Environment, Climate, Tourism and Hospitality Industry Minister Mangaliso Ndlovu made the remarks at a press conference following reports that government had granted special permits to two foreign companies to mine coal in the vast game reserve.
“We are trying to look at different ways of resolving the issue. Obviously we are not too keen to disturb a national park. We would consider other areas but the discussions are around making sure that we preserve the pristine standing of our national park,” Ndlovu said in response to a question from Xinhua.
He said government will make a public announcement on the matter in due course.
According to media reports, two firms are reportedly exploring for coal in the game reserve, raising concern from wildlife activists, tour operators and the local community.

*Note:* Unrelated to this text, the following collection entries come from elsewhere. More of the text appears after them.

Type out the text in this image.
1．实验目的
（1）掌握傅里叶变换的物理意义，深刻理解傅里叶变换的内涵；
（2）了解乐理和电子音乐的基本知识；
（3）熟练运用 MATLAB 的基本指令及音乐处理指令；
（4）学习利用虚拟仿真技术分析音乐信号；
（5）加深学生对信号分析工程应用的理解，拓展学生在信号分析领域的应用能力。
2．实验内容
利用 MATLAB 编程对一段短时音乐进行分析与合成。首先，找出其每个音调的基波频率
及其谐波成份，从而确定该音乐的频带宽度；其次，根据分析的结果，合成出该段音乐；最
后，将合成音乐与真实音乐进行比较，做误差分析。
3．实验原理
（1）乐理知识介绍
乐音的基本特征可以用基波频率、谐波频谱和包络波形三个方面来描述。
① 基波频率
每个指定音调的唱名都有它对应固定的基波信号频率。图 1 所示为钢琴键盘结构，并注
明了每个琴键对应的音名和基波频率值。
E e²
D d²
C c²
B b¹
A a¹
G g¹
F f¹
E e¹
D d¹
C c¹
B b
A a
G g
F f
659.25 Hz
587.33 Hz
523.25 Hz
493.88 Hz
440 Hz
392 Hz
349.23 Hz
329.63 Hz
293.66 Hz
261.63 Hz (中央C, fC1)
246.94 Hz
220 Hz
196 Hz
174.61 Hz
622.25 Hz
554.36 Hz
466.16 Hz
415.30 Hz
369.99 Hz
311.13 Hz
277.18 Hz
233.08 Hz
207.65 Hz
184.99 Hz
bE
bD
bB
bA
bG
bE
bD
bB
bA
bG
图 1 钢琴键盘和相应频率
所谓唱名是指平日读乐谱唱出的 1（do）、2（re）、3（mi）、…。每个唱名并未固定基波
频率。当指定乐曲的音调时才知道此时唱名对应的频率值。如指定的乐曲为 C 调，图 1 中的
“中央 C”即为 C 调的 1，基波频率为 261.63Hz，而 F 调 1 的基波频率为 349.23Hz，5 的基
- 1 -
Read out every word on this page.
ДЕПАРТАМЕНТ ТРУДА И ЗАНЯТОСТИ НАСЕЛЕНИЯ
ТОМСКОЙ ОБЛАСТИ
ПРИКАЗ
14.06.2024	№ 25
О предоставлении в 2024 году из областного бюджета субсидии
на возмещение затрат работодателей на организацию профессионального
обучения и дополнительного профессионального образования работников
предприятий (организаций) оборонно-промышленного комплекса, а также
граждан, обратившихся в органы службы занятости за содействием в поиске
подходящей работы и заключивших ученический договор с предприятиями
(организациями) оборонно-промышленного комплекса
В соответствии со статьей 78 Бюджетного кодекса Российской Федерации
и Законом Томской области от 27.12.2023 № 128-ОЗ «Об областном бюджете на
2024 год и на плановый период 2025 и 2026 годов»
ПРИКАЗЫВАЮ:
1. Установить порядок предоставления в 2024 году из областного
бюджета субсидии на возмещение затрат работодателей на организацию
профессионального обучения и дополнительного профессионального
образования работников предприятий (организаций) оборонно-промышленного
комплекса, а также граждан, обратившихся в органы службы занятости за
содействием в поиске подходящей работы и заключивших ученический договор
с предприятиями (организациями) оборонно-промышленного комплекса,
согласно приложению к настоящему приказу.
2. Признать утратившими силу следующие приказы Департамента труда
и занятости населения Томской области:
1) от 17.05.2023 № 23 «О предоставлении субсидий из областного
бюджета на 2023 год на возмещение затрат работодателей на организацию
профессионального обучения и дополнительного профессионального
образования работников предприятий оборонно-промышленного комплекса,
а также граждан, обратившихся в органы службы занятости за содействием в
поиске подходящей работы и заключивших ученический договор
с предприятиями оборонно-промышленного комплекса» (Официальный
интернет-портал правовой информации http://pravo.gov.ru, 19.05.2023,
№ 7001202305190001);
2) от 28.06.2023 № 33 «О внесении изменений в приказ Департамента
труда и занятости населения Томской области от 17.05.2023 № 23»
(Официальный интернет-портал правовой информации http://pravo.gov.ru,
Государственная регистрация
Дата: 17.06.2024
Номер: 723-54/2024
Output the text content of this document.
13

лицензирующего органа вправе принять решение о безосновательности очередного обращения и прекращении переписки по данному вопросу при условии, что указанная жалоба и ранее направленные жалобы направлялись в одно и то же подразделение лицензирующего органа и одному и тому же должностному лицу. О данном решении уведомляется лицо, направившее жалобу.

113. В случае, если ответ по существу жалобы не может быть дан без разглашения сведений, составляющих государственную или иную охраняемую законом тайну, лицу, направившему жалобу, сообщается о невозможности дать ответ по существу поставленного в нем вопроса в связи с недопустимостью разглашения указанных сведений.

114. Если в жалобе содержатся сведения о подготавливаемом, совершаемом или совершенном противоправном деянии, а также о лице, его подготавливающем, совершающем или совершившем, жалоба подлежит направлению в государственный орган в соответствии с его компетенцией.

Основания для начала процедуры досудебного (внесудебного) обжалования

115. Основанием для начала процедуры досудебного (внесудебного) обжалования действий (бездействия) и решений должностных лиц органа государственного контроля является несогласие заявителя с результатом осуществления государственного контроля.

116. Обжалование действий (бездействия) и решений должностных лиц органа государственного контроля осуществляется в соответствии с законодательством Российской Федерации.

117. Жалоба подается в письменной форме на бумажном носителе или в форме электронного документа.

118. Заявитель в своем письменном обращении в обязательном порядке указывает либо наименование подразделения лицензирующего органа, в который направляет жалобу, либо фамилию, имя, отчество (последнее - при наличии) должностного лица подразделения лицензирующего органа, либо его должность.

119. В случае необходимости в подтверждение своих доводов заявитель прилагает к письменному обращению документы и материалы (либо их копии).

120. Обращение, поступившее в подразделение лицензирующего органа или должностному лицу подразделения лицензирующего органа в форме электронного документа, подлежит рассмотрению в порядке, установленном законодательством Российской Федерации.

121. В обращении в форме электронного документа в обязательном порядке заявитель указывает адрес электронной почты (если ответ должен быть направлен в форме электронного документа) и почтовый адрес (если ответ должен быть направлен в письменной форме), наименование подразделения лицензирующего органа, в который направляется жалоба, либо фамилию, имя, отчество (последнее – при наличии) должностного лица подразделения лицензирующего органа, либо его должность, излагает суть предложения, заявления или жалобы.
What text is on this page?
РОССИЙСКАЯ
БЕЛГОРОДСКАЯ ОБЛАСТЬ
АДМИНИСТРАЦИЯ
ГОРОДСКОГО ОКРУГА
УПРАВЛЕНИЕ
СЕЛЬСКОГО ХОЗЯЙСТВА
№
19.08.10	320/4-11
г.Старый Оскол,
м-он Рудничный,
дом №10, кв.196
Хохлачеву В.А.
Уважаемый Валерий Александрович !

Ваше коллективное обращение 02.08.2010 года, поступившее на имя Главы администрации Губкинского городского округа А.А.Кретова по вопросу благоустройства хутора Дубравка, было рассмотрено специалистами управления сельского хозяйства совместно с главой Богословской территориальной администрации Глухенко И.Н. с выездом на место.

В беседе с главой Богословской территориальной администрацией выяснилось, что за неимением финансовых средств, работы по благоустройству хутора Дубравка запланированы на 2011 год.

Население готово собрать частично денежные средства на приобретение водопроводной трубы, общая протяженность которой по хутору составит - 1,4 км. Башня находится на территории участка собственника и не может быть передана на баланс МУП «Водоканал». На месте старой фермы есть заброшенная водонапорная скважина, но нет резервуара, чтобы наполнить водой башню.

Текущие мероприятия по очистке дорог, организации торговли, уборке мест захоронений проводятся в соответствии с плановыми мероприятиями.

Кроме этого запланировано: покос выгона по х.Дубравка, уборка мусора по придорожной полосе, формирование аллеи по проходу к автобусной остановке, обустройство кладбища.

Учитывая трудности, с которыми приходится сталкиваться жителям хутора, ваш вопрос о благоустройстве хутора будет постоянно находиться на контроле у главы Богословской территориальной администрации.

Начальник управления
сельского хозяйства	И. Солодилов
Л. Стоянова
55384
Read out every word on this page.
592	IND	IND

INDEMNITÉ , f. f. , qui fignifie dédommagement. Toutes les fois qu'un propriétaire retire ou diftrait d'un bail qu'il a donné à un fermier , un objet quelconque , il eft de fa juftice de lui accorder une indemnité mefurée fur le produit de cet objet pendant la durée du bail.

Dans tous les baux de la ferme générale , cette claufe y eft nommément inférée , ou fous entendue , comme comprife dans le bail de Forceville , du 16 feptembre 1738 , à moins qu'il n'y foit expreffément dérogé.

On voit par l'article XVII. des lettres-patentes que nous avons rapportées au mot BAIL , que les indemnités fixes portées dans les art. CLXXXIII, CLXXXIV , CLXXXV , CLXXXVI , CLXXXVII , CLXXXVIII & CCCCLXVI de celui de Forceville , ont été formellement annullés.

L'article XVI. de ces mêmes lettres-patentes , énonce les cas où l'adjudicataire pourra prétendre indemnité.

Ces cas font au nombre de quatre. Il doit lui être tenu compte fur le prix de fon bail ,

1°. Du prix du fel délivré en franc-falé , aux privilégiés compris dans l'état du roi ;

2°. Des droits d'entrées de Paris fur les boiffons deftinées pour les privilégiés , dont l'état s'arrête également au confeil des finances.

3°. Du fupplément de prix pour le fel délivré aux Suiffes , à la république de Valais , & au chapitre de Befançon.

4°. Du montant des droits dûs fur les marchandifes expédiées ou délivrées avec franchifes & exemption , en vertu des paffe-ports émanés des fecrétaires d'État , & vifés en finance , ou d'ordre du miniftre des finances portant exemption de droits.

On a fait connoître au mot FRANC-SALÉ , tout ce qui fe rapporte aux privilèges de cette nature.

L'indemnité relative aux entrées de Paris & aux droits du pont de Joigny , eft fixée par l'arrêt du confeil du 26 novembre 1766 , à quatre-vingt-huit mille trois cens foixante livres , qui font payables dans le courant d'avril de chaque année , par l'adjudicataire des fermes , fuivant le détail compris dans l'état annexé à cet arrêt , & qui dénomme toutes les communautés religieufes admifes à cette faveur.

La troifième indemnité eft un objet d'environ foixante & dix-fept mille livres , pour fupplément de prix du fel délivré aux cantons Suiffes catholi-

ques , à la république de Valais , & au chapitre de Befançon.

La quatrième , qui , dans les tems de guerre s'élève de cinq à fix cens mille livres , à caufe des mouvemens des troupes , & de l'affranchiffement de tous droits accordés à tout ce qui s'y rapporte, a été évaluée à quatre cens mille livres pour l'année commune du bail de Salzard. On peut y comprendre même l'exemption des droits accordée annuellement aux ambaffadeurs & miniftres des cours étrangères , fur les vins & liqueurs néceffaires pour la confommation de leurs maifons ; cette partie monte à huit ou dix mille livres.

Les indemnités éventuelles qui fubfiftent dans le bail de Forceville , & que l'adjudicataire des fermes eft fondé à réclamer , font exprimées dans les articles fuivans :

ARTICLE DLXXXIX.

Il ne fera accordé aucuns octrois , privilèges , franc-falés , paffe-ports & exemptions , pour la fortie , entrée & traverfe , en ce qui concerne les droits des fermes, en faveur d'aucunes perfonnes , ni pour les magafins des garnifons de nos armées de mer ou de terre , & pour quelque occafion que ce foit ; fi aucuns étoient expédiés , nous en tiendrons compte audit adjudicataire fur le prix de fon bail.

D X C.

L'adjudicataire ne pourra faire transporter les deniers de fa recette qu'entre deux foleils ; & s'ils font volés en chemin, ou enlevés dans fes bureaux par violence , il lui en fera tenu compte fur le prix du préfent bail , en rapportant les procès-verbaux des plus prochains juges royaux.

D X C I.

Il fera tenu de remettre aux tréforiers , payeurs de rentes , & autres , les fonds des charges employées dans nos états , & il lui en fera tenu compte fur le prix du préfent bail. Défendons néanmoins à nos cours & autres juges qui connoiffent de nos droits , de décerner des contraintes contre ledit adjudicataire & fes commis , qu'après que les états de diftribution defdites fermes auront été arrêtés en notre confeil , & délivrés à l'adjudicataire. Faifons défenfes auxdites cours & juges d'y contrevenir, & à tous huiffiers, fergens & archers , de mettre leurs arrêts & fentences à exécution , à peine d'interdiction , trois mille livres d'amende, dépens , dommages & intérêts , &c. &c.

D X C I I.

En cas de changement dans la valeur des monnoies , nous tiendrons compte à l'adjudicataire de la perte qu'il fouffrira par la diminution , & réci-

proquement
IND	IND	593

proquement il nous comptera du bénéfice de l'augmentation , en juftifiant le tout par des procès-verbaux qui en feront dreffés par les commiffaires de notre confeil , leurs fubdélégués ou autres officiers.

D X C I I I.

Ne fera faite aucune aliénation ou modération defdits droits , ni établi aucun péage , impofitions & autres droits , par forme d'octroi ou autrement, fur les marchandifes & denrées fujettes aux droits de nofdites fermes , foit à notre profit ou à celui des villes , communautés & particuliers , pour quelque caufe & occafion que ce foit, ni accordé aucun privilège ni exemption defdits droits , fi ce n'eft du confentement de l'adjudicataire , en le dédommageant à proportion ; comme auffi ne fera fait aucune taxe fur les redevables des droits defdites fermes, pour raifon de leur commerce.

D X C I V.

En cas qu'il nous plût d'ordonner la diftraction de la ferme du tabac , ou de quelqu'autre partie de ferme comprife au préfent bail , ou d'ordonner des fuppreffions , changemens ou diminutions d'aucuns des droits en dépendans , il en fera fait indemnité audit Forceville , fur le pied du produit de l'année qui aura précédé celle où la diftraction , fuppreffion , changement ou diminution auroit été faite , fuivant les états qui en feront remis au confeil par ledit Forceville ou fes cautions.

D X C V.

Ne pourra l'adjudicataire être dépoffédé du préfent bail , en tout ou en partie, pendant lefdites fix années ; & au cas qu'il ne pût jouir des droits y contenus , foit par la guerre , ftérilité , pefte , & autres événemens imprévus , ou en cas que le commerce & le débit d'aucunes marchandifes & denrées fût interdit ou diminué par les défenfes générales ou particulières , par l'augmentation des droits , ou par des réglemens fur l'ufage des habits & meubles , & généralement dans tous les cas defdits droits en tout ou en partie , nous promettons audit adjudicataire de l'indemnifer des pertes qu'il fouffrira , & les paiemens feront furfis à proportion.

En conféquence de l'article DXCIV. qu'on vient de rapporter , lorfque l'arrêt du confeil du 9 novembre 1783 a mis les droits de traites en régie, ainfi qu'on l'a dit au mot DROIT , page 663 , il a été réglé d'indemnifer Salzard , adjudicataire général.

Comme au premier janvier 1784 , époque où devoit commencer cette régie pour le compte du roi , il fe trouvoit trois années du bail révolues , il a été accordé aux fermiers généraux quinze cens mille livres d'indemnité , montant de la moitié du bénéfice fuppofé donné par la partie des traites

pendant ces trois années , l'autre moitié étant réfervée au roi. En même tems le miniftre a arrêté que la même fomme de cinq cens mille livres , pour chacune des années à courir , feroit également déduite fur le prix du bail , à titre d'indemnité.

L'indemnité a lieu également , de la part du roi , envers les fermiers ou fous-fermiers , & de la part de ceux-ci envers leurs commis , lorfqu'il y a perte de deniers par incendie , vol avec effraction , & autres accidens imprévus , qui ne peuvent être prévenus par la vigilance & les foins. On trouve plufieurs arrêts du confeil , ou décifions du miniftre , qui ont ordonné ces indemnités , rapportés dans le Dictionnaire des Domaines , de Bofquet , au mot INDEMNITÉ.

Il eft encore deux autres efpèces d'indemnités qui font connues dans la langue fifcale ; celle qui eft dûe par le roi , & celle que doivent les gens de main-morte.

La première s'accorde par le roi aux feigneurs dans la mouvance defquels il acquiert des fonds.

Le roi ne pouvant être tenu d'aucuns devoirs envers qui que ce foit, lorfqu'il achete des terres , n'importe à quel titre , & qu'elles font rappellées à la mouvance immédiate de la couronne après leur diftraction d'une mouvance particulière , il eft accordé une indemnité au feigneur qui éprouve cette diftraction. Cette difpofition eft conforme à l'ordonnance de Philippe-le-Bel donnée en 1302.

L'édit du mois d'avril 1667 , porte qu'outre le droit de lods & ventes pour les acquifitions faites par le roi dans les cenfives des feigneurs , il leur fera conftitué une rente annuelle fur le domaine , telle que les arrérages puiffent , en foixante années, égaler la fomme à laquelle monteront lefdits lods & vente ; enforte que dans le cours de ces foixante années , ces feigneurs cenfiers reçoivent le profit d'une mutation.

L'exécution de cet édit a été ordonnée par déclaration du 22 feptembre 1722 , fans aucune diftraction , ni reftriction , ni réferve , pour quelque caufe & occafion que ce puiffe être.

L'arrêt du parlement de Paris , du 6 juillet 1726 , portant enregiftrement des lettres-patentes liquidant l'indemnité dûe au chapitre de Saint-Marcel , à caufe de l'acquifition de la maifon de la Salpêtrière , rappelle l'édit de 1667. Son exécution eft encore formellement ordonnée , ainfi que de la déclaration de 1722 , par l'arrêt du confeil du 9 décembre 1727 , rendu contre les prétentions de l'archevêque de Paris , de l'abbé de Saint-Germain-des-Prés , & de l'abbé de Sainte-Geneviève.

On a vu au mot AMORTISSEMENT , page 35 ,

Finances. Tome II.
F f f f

Zimbabwe boasts of vast coal reserves, particularly in the north-west and southern parts of the country.
Several coal mines have opened in Hwange District over the years, joining Hwange Colliery Company, the country’s oldest coal mine, and several other major coal miners including Makomo Resources and Zambezi Gas.
Coal is a strategic mineral for Zimbabwe, as the country’s biggest power plant, Hwange Power Station, is coal-fired.
The power plant is currently undergoing a 1.5 billion U.S. dollars upgrading and expansion program by Chinese firm Sinohydro, to add 600 megawatts. This will raise the plant’s capacity to 1, 520 MW.
The 42-month project is due for completion in mid-2022.